In the religious mindset of the sixteenth-, seventeenth- and eighteenth-century West it was generally accepted that God addressed people directly by means of thunder and lightning. These were empyrean signs, usually betokening divine wrath and the coming Day of Judgement. Until the mid-eighteenth century, many, both Protestant and Catholic, regarded that as self-evident. Preaching was therefore intended to evoke penitence and repentance. In the second half of the eighteenth century, however, the newly-invented lightning rod deprived God of his supposed instrument of punishment and thus the nature of man's relationship with him was changed.
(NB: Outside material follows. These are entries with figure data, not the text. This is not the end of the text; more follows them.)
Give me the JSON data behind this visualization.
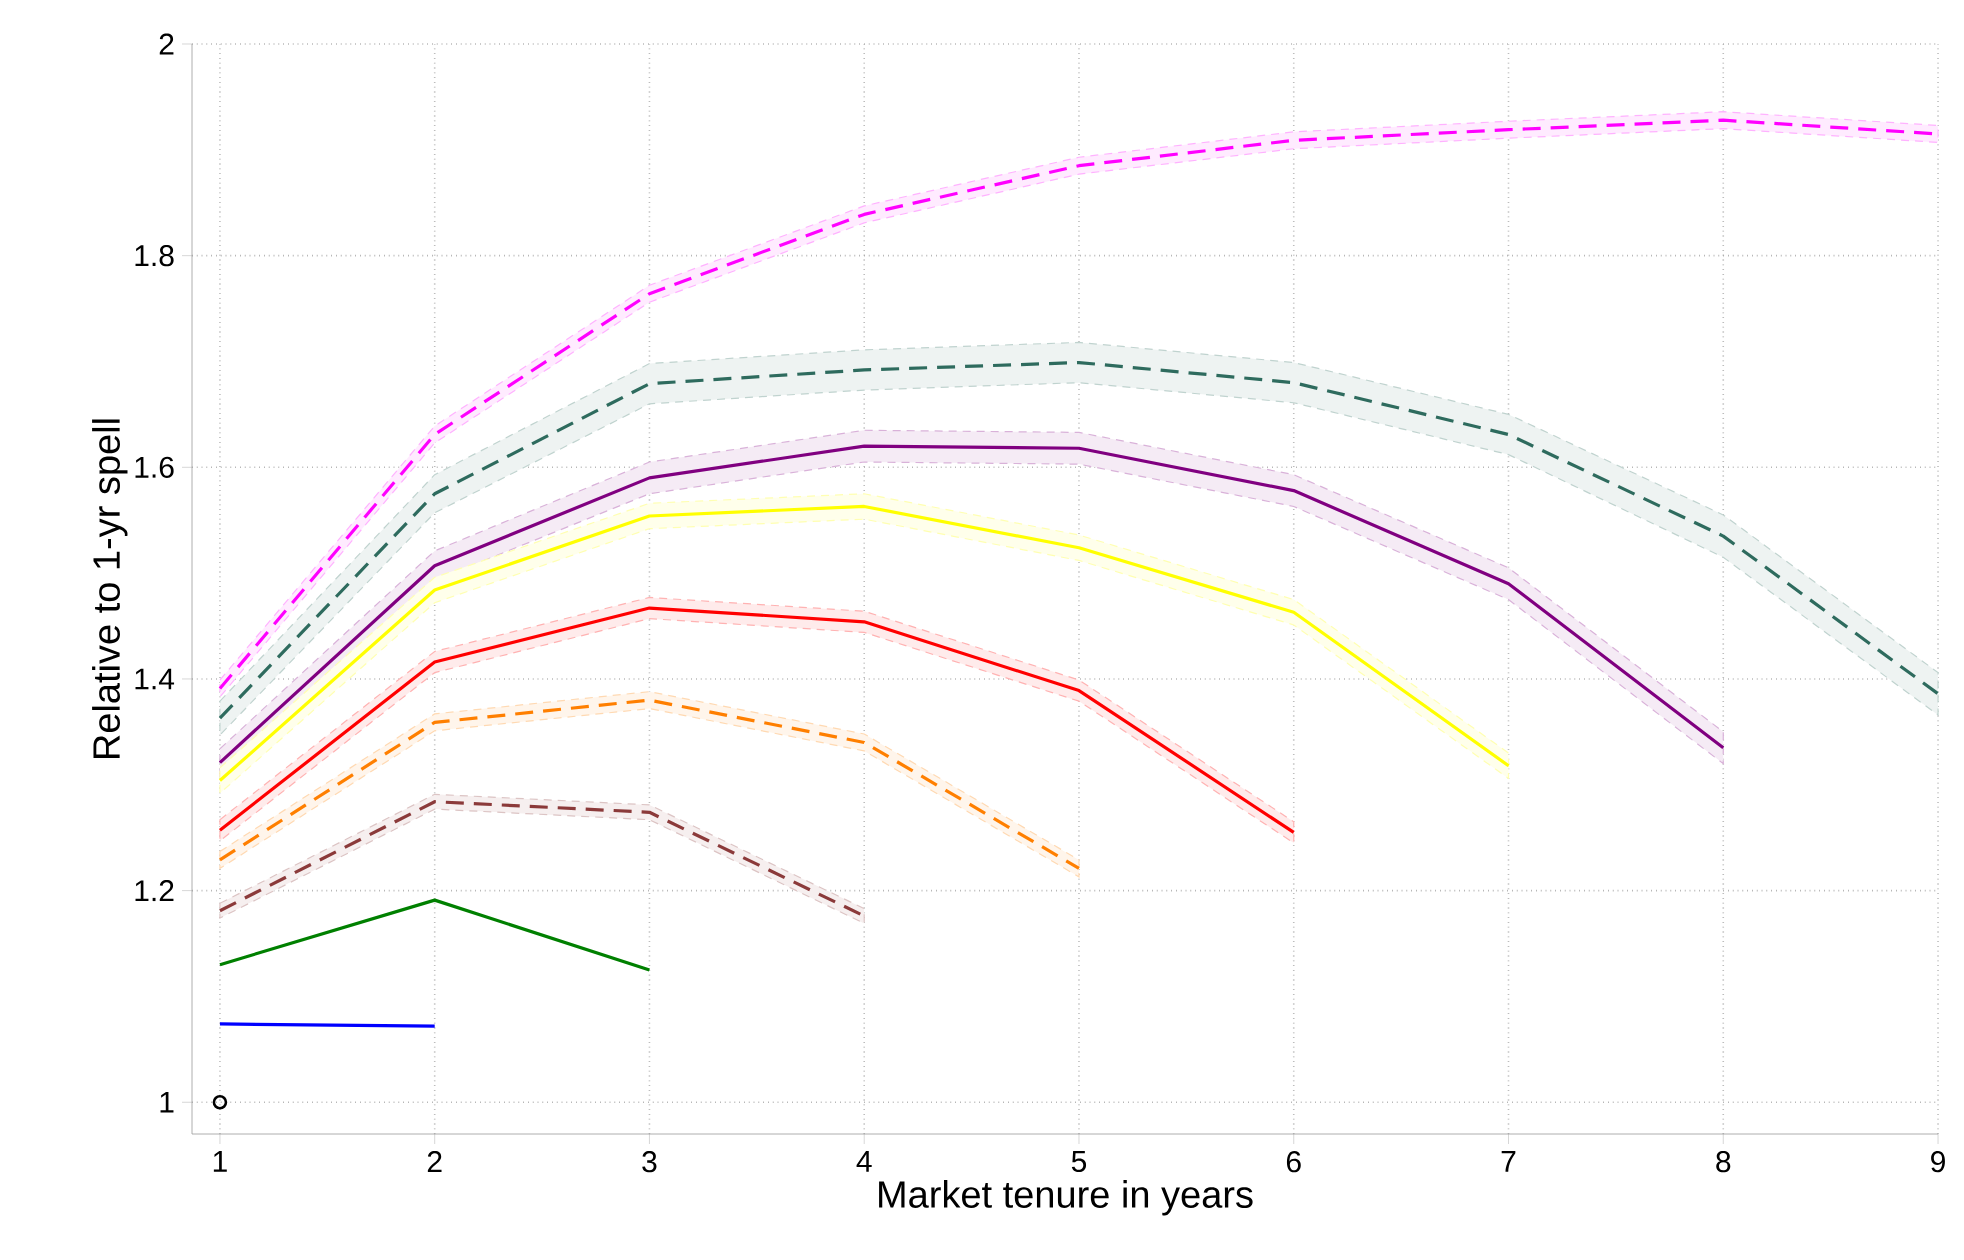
{
  "chart_data": {
    "type": "line",
    "xlabel": "Market tenure in years",
    "ylabel": "Relative to 1-yr spell",
    "xlim": [
      0.87,
      9
    ],
    "ylim": [
      0.97,
      2
    ],
    "xticks": [
      1,
      2,
      3,
      4,
      5,
      6,
      7,
      8,
      9
    ],
    "yticks": [
      1,
      1.2,
      1.4,
      1.6,
      1.8,
      2
    ],
    "grid": true,
    "series": [
      {
        "color": "#ff00ff",
        "line_style": "dashed",
        "x": [
          1,
          2,
          3,
          4,
          5,
          6,
          7,
          8,
          9
        ],
        "values": [
          1.391,
          1.631,
          1.764,
          1.839,
          1.885,
          1.909,
          1.919,
          1.928,
          1.915
        ],
        "lower": [
          1.383,
          1.623,
          1.756,
          1.831,
          1.877,
          1.901,
          1.911,
          1.92,
          1.907
        ],
        "upper": [
          1.399,
          1.639,
          1.772,
          1.847,
          1.893,
          1.917,
          1.927,
          1.936,
          1.923
        ]
      },
      {
        "color": "#2e6b5e",
        "line_style": "dashed",
        "x": [
          1,
          2,
          3,
          4,
          5,
          6,
          7,
          8,
          9
        ],
        "values": [
          1.363,
          1.575,
          1.679,
          1.692,
          1.699,
          1.68,
          1.631,
          1.535,
          1.386
        ],
        "lower": [
          1.347,
          1.557,
          1.66,
          1.673,
          1.68,
          1.661,
          1.612,
          1.515,
          1.366
        ],
        "upper": [
          1.379,
          1.593,
          1.698,
          1.711,
          1.718,
          1.699,
          1.65,
          1.555,
          1.406
        ]
      },
      {
        "color": "#800080",
        "line_style": "solid",
        "x": [
          1,
          2,
          3,
          4,
          5,
          6,
          7,
          8
        ],
        "values": [
          1.321,
          1.507,
          1.59,
          1.62,
          1.618,
          1.578,
          1.49,
          1.335
        ],
        "lower": [
          1.308,
          1.493,
          1.575,
          1.605,
          1.603,
          1.563,
          1.475,
          1.32
        ],
        "upper": [
          1.334,
          1.521,
          1.605,
          1.635,
          1.633,
          1.593,
          1.505,
          1.35
        ]
      },
      {
        "color": "#ffff00",
        "line_style": "solid",
        "x": [
          1,
          2,
          3,
          4,
          5,
          6,
          7
        ],
        "values": [
          1.304,
          1.484,
          1.554,
          1.563,
          1.524,
          1.463,
          1.318
        ],
        "lower": [
          1.292,
          1.472,
          1.542,
          1.551,
          1.512,
          1.451,
          1.306
        ],
        "upper": [
          1.316,
          1.496,
          1.566,
          1.575,
          1.536,
          1.475,
          1.33
        ]
      },
      {
        "color": "#ff0000",
        "line_style": "solid",
        "x": [
          1,
          2,
          3,
          4,
          5,
          6
        ],
        "values": [
          1.257,
          1.416,
          1.467,
          1.454,
          1.389,
          1.255
        ],
        "lower": [
          1.247,
          1.406,
          1.457,
          1.444,
          1.379,
          1.245
        ],
        "upper": [
          1.267,
          1.426,
          1.477,
          1.464,
          1.399,
          1.265
        ]
      },
      {
        "color": "#ff7f00",
        "line_style": "dashed",
        "x": [
          1,
          2,
          3,
          4,
          5
        ],
        "values": [
          1.229,
          1.359,
          1.38,
          1.34,
          1.221
        ],
        "lower": [
          1.221,
          1.351,
          1.372,
          1.332,
          1.213
        ],
        "upper": [
          1.237,
          1.367,
          1.388,
          1.348,
          1.229
        ]
      },
      {
        "color": "#8b3a3a",
        "line_style": "dashed",
        "x": [
          1,
          2,
          3,
          4
        ],
        "values": [
          1.181,
          1.284,
          1.274,
          1.176
        ],
        "lower": [
          1.174,
          1.277,
          1.267,
          1.169
        ],
        "upper": [
          1.188,
          1.291,
          1.281,
          1.183
        ]
      },
      {
        "color": "#008000",
        "line_style": "solid",
        "x": [
          1,
          2,
          3
        ],
        "values": [
          1.13,
          1.191,
          1.125
        ]
      },
      {
        "color": "#0000ff",
        "line_style": "solid",
        "x": [
          1,
          2
        ],
        "values": [
          1.074,
          1.072
        ]
      },
      {
        "type": "scatter",
        "marker": "circle",
        "color": "#000000",
        "x": [
          1
        ],
        "values": [
          1
        ]
      }
    ]
  }
}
Fatalism, though still endorsed by many, was gradually replaced by personal responsibility, which enabled man to utilise the rational preventive device that God had placed in his hands. Nature no longer posed a threat but was the result of God's marvellous work of creation, and could be understood through reason and increasingly also through feeling. God, man, and nature all worked in unison. So-called physico-theology stressed the goodness, wisdom, and omnipotence of the Creator evinced in the impressive natural phenomenon of the thunderstorm.
God's Wrath
In practically every cultural tradition, thunder and lightning are regarded not as mere natural phenomena but as direct manifestations of higher powers. In the Andaman archipelago, thunder is the voice of the pre-eminent deity. In Mesoamerica lightning has powerful associations with primary deities; in Mongolia it represents the displeasure of the creator of balance in the world. From the Baltic to Bolivia, Iceland to India, Jamaica to Japan, thunderstorms are interpreted as signs from the Demiurge. Up to a point, there is a parallel with the monotheistic Judeo-Christian tradition, which conceives of Yahweh as an invisible supreme being whose speech emanates from the storm.
That God addresses people directly in thunder and lightning was also a generally accepted idea in the religious mentality of the sixteenth-, seventeenth- and eighteenth- century West. “During the Baroque era thunderstorms were simply considered the appropriate language of the Godhead,” as German historian Christian Begemann pointed out some decades ago.